Bay Area Summer Opera Institute (BASOTI)
La Calisto
Francesco Cavalli

Stage Director: Yefim Maizel
Conductor: Jun Nakabayashi

Il Destino: Caroline Gatlin
Satirino: Jennifer Gaspasin
L'Eternita: Kathryn Crabb
La Natura: Leigh Akin
Calisto: Sarah Young
Giunone: Emily Pelc
Diana/Giove in Diana: Erin Tompkins
Endimione: Kristen Choi
Linfea: Christopher O'Neill
Mercurio: Seth Kunin

San Francisco Conservatory of Music, Recital Hall
Jul 15 08:00 PM


The SFCM recital hall is an ideal venue for this staged production of Cavalli's La Calisto done by the students of BASOTI. The opera is performed in a modern realization, & the whole thing takes less than 2 hours, including the intermission. The pit ensemble is a string quartet plus an electronic keyboard played by Hatem Nadim, who uses it to supply harpsichord, lute & harp. Supertitles are projected on the stage wall, which works well in this small space.

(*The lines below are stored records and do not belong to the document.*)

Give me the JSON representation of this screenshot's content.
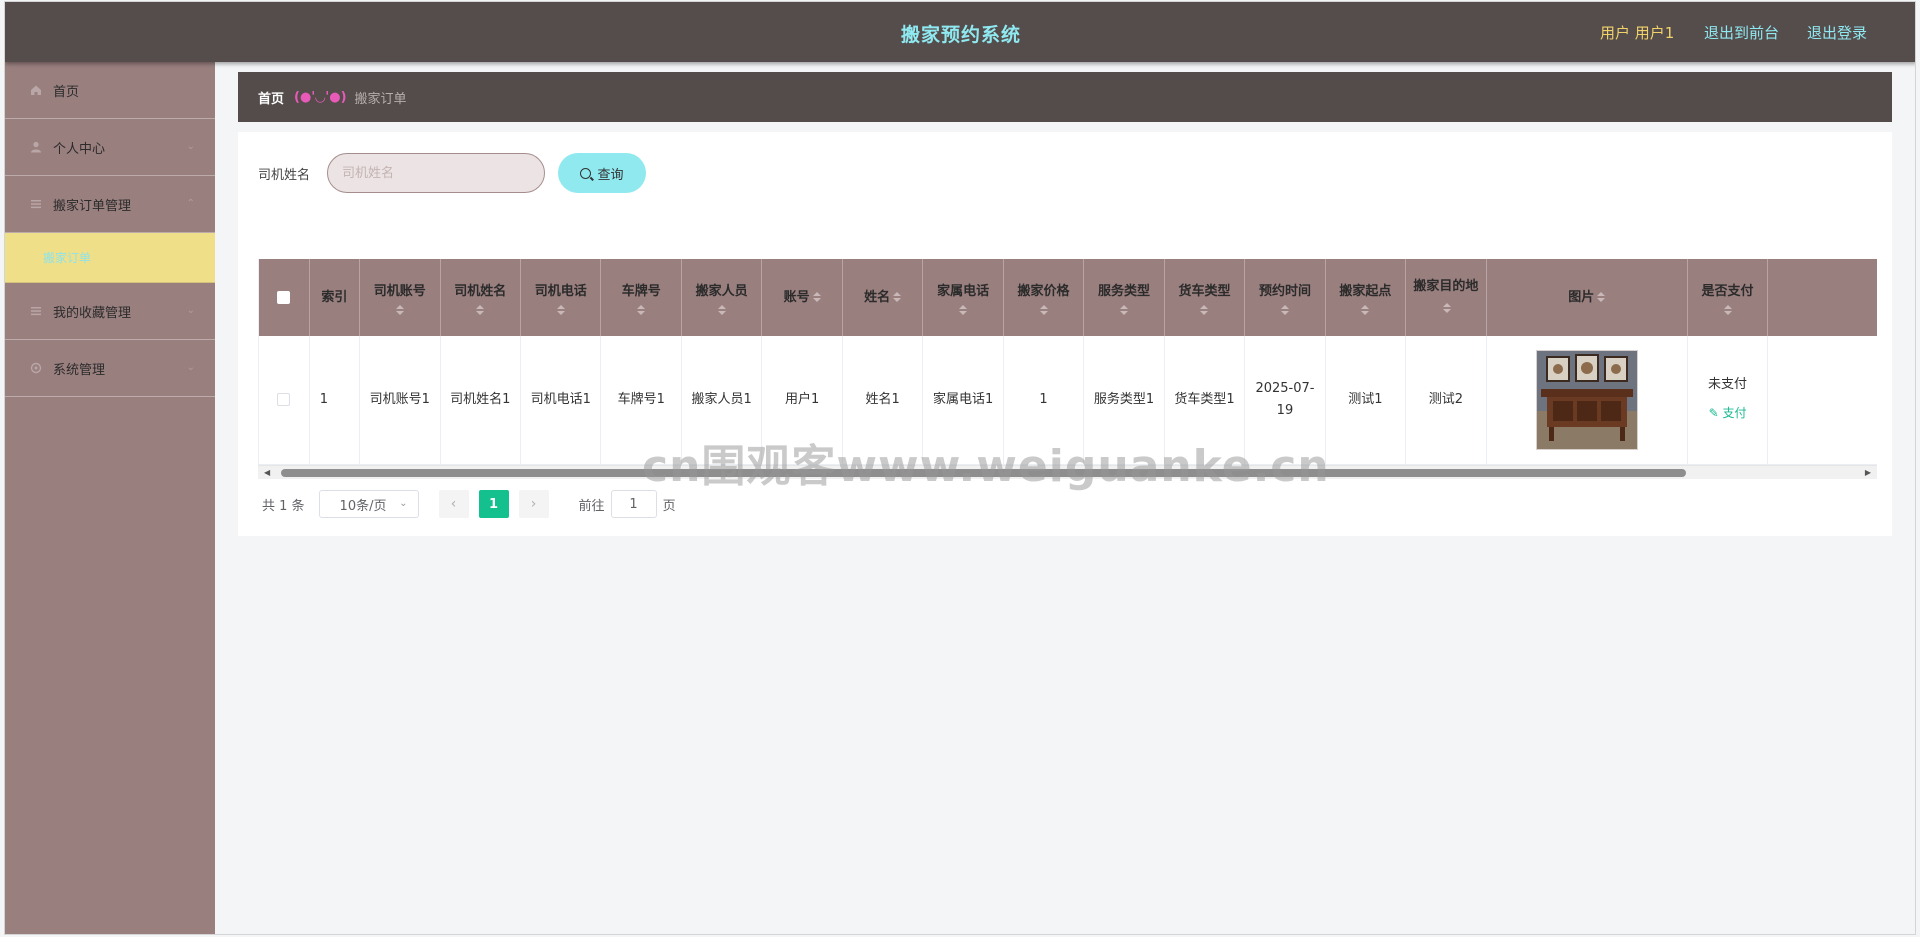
{
  "header": {
    "title": "搬家预约系统",
    "user": "用户 用户1",
    "to_front": "退出到前台",
    "logout": "退出登录"
  },
  "sidebar": {
    "items": [
      {
        "label": "首页",
        "icon": "home-icon"
      },
      {
        "label": "个人中心",
        "icon": "user-icon"
      },
      {
        "label": "搬家订单管理",
        "icon": "list-icon",
        "expanded": true
      },
      {
        "label": "我的收藏管理",
        "icon": "list-icon"
      },
      {
        "label": "系统管理",
        "icon": "settings-icon"
      }
    ],
    "sub_item": "搬家订单"
  },
  "breadcrumb": {
    "home": "首页",
    "emoji": "(●'◡'●)",
    "current": "搬家订单"
  },
  "search": {
    "label": "司机姓名",
    "placeholder": "司机姓名",
    "button": "查询"
  },
  "table": {
    "headers": [
      "索引",
      "司机账号",
      "司机姓名",
      "司机电话",
      "车牌号",
      "搬家人员",
      "账号",
      "姓名",
      "家属电话",
      "搬家价格",
      "服务类型",
      "货车类型",
      "预约时间",
      "搬家起点",
      "搬家目的地",
      "图片",
      "是否支付"
    ],
    "rows": [
      {
        "index": "1",
        "driver_account": "司机账号1",
        "driver_name": "司机姓名1",
        "driver_phone": "司机电话1",
        "plate": "车牌号1",
        "movers": "搬家人员1",
        "account": "用户1",
        "name": "姓名1",
        "family_phone": "家属电话1",
        "price": "1",
        "service_type": "服务类型1",
        "truck_type": "货车类型1",
        "time": "2025-07-19",
        "from": "测试1",
        "to": "测试2",
        "paid_status": "未支付",
        "pay_action": "支付"
      }
    ]
  },
  "pagination": {
    "total": "共 1 条",
    "page_size": "10条/页",
    "current_page": "1",
    "goto_label": "前往",
    "goto_value": "1",
    "page_unit": "页"
  },
  "watermark": "cn围观客www.weiguanke.cn",
  "colors": {
    "header_bg": "#554c4c",
    "sidebar_bg": "#9a7f7f",
    "active_sub_bg": "#efdf88",
    "accent_cyan": "#8fe9ee",
    "page_active": "#13c08e"
  }
}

The singers are young & fresh, though the quality of the voices varies a great deal. Emphasis is on acting & moving on stage. The production mixes contemporary & classical dress & plays up the comical aspects of the plot. Characters often skip, prance & dance about, resulting in a lot of stage noise. Seth Kunin, as a dude in dark glasses & a Hawaiian shirt, certainly moves his hips well. One of the most solid performances was by tenor Christopher Nelson, singing the nymph Linfea in drag. I don't know if this is the original conception of the role, but he made it work. It was all the funnier that his paramour is a soprano who looks a quarter of his size. Calisto's transmutation into a bear was less convincing. The Furies, dressed like Goth pole dancers, forced her to wear a miniature bear skin rug over her head.

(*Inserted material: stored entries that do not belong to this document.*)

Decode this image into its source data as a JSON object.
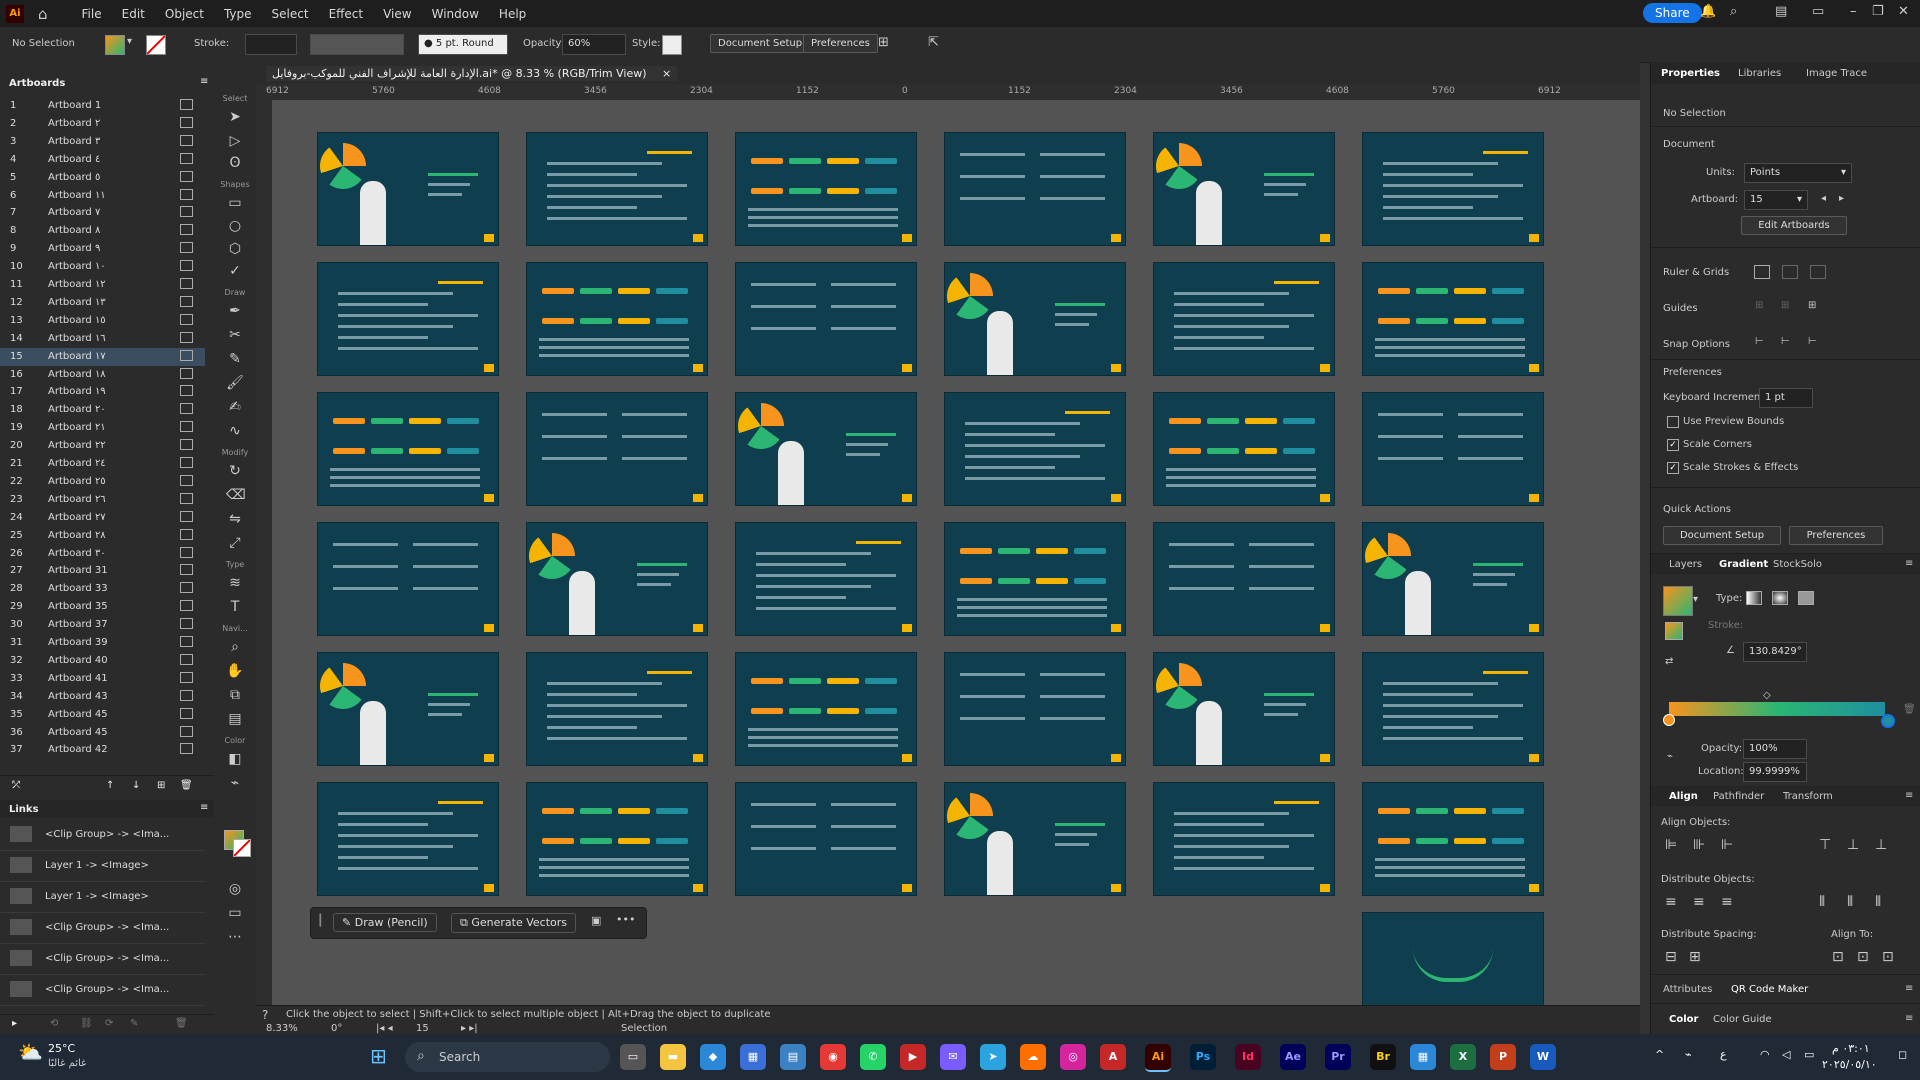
{
  "app": {
    "logo": "Ai",
    "menu": [
      "File",
      "Edit",
      "Object",
      "Type",
      "Select",
      "Effect",
      "View",
      "Window",
      "Help"
    ],
    "share_label": "Share"
  },
  "control_bar": {
    "selection": "No Selection",
    "stroke_label": "Stroke:",
    "brush": "5 pt. Round",
    "opacity_label": "Opacity:",
    "opacity_value": "60%",
    "style_label": "Style:",
    "document_setup": "Document Setup",
    "preferences": "Preferences"
  },
  "document_tab": {
    "title": "الإدارة العامة للإشراف الفني للموكب-بروفايل.ai* @ 8.33 % (RGB/Trim View)",
    "close": "×"
  },
  "ruler": [
    "6912",
    "5760",
    "4608",
    "3456",
    "2304",
    "1152",
    "0",
    "1152",
    "2304",
    "3456",
    "4608",
    "5760",
    "6912"
  ],
  "artboards_panel": {
    "title": "Artboards",
    "items": [
      {
        "num": "1",
        "name": "Artboard 1"
      },
      {
        "num": "2",
        "name": "Artboard ٢"
      },
      {
        "num": "3",
        "name": "Artboard ٣"
      },
      {
        "num": "4",
        "name": "Artboard ٤"
      },
      {
        "num": "5",
        "name": "Artboard ٥"
      },
      {
        "num": "6",
        "name": "Artboard ١١"
      },
      {
        "num": "7",
        "name": "Artboard ٧"
      },
      {
        "num": "8",
        "name": "Artboard ٨"
      },
      {
        "num": "9",
        "name": "Artboard ٩"
      },
      {
        "num": "10",
        "name": "Artboard ١٠"
      },
      {
        "num": "11",
        "name": "Artboard ١٢"
      },
      {
        "num": "12",
        "name": "Artboard ١٣"
      },
      {
        "num": "13",
        "name": "Artboard ١٥"
      },
      {
        "num": "14",
        "name": "Artboard ١٦"
      },
      {
        "num": "15",
        "name": "Artboard ١٧"
      },
      {
        "num": "16",
        "name": "Artboard ١٨"
      },
      {
        "num": "17",
        "name": "Artboard ١٩"
      },
      {
        "num": "18",
        "name": "Artboard ٢٠"
      },
      {
        "num": "19",
        "name": "Artboard ٢١"
      },
      {
        "num": "20",
        "name": "Artboard ٢٢"
      },
      {
        "num": "21",
        "name": "Artboard ٢٤"
      },
      {
        "num": "22",
        "name": "Artboard ٢٥"
      },
      {
        "num": "23",
        "name": "Artboard ٢٦"
      },
      {
        "num": "24",
        "name": "Artboard ٢٧"
      },
      {
        "num": "25",
        "name": "Artboard ٢٨"
      },
      {
        "num": "26",
        "name": "Artboard ٣٠"
      },
      {
        "num": "27",
        "name": "Artboard 31"
      },
      {
        "num": "28",
        "name": "Artboard 33"
      },
      {
        "num": "29",
        "name": "Artboard 35"
      },
      {
        "num": "30",
        "name": "Artboard 37"
      },
      {
        "num": "31",
        "name": "Artboard 39"
      },
      {
        "num": "32",
        "name": "Artboard 40"
      },
      {
        "num": "33",
        "name": "Artboard 41"
      },
      {
        "num": "34",
        "name": "Artboard 43"
      },
      {
        "num": "35",
        "name": "Artboard 45"
      },
      {
        "num": "36",
        "name": "Artboard 45"
      },
      {
        "num": "37",
        "name": "Artboard 42"
      }
    ],
    "selected_index": 14
  },
  "links_panel": {
    "title": "Links",
    "items": [
      "<Clip Group> -> <Ima...",
      "Layer 1 -> <Image>",
      "Layer 1 -> <Image>",
      "<Clip Group> -> <Ima...",
      "<Clip Group> -> <Ima...",
      "<Clip Group> -> <Ima..."
    ]
  },
  "toolbar": {
    "sections": [
      "Select",
      "Shapes",
      "Draw",
      "Modify",
      "Type",
      "Navi...",
      "Color"
    ]
  },
  "context_bar": {
    "draw_label": "Draw (Pencil)",
    "generate_label": "Generate Vectors"
  },
  "status_bar": {
    "hint": "Click the object to select  |  Shift+Click to select multiple object  |  Alt+Drag the object to duplicate",
    "zoom": "8.33%",
    "rotation": "0°",
    "artboard": "15",
    "tool": "Selection"
  },
  "right_panel": {
    "tabs": [
      "Properties",
      "Libraries",
      "Image Trace"
    ],
    "no_selection": "No Selection",
    "document_label": "Document",
    "units_label": "Units:",
    "units_value": "Points",
    "artboard_label": "Artboard:",
    "artboard_value": "15",
    "edit_artboards": "Edit Artboards",
    "rulers_grids": "Ruler & Grids",
    "guides": "Guides",
    "snap_options": "Snap Options",
    "preferences": "Preferences",
    "keyboard_increment_label": "Keyboard Increment:",
    "keyboard_increment_value": "1 pt",
    "use_preview_bounds": "Use Preview Bounds",
    "scale_corners": "Scale Corners",
    "scale_strokes": "Scale Strokes & Effects",
    "quick_actions": "Quick Actions",
    "qa_document_setup": "Document Setup",
    "qa_preferences": "Preferences",
    "gradient_tabs": [
      "Layers",
      "Gradient",
      "StockSolo"
    ],
    "type_label": "Type:",
    "stroke_label": "Stroke:",
    "angle_value": "130.8429°",
    "opacity_label": "Opacity:",
    "opacity_value": "100%",
    "location_label": "Location:",
    "location_value": "99.9999%",
    "align_tabs": [
      "Align",
      "Pathfinder",
      "Transform"
    ],
    "align_objects": "Align Objects:",
    "distribute_objects": "Distribute Objects:",
    "distribute_spacing": "Distribute Spacing:",
    "align_to": "Align To:",
    "bottom_tabs": [
      "Attributes",
      "QR Code Maker"
    ],
    "color_tabs": [
      "Color",
      "Color Guide"
    ]
  },
  "taskbar": {
    "weather_temp": "25°C",
    "weather_desc": "غائم غالبًا",
    "search_placeholder": "Search",
    "time": "٠٣:٠١ م",
    "date": "٢٠٢٥/٠٥/١٠",
    "apps": [
      "Ps",
      "Id",
      "Ae",
      "Pr",
      "Br",
      "X",
      "P",
      "W",
      "Ai"
    ]
  },
  "colors": {
    "artboard_bg": "#0f3f4f",
    "accent_orange": "#f7941d",
    "accent_green": "#2bb673",
    "accent_teal": "#1f8fa0",
    "selection_blue": "#1473e6"
  }
}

In a variation on the usual electronic device menace, during the 1st minutes of the show, a cell phone fell from the balcony & clattered to the floor. Thankful it did not hit anyone seated in the row below, which included me. During the intermission the phone was returned to its owner upstairs. It was not clear if the phone was still operational.

2 comments:

y2k said...

Are you sure that wasn't an assassination attempt on you by one of your blog readers? ;-)

Axel Feldheim said...

Any readers I might have are above suspicion, surely? If anyone is to attempt such a nefarious deed, I would rather suspect fellow bloggers.